Praten over zelfmoordgedachten is een van de belangrijkste dingen om te voorkomen dat iemand een poging doet; dat blijkt ook uit het onderzoek van Karlijn Heesen. ‘Iedereen gaf aan dat in die kokervisie suïcide de enige oplossing lijkt. Door te praten kan dat perspectief weer breder worden.’

En belangrijk voor naasten: dat zet iemand beslist niet aan tot zelfmoord, benadrukt ze. ‘Integendeel, een luisterend oor bieden geeft diegene het gevoel er niet alleen voor te staan.’
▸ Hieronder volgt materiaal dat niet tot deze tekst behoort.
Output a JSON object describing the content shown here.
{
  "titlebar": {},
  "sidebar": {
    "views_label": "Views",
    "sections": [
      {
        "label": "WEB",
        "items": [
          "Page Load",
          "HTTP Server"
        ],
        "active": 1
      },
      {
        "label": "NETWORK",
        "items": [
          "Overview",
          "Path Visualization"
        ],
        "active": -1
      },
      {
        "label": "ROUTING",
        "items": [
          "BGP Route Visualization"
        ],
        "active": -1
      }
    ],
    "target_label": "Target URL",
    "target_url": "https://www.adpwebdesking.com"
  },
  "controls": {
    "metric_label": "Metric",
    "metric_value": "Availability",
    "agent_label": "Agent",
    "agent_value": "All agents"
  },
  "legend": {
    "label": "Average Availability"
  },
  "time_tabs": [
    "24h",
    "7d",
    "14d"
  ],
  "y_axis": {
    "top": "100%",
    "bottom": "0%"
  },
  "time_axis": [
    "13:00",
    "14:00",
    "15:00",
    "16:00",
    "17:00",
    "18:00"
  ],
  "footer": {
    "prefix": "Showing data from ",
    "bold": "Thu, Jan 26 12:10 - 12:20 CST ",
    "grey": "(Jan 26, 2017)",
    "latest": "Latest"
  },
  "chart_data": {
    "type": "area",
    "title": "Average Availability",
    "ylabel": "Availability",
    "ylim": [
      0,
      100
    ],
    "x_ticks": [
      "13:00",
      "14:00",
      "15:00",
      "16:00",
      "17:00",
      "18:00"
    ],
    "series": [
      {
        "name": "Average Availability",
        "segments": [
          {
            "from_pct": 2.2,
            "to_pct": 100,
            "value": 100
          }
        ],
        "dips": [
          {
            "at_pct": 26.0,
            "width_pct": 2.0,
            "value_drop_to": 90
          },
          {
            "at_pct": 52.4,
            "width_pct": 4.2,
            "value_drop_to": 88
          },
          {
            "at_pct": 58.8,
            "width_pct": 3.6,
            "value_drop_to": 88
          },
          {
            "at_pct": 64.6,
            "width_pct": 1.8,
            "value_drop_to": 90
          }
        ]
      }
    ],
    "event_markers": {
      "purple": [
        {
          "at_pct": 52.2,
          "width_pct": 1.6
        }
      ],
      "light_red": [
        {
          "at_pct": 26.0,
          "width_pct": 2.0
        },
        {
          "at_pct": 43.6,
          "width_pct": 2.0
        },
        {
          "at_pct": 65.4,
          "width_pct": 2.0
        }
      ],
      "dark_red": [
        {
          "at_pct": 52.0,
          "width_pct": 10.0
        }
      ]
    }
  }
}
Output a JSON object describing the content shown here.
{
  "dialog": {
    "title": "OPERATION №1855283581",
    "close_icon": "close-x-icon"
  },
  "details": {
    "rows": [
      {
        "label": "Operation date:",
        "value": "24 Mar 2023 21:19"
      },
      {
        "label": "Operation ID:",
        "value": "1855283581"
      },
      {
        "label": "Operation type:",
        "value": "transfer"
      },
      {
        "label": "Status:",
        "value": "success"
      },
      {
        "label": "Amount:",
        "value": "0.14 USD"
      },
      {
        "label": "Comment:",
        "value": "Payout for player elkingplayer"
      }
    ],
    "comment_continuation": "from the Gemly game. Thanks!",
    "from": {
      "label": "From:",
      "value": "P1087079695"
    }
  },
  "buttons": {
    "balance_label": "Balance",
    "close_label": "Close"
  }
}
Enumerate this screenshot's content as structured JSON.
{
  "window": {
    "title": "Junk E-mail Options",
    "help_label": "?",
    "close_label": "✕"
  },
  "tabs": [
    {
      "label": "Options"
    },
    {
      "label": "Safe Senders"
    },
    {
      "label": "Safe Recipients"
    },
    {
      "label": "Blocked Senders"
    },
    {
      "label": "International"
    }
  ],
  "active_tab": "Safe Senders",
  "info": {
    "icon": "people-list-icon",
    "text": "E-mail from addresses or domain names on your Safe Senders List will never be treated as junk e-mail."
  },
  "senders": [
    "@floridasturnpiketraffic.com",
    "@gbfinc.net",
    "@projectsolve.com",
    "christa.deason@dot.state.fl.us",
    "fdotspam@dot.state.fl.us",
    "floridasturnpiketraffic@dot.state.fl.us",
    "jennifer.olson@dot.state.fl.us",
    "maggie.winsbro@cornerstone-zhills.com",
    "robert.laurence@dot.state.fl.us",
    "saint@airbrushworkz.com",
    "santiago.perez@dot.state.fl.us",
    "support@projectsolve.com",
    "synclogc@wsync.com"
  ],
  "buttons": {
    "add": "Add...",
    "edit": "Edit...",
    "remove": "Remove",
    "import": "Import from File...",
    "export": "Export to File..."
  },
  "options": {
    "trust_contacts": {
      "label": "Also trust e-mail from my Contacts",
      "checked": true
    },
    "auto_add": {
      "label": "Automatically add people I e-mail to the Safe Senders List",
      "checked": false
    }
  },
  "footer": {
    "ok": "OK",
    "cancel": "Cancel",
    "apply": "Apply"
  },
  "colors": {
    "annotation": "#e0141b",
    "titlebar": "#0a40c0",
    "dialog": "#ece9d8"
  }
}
Uiteindelijk is het essentieel dat mensen leren hun emoties beter te reguleren, stelt Kerkhof. ‘Velen piekeren heel zwart-wit over zelfdoding, zonder nuances. Ze zijn of helemaal niet bang, of duizend procent.

En ze kunnen enorme beschadigingen in hun zelfbeeld hebben. Het kost tijd om dat te verbeteren. Gelukkig zijn er steeds meer psychologische inzichten en technieken om mensen adequaat te behandelen.’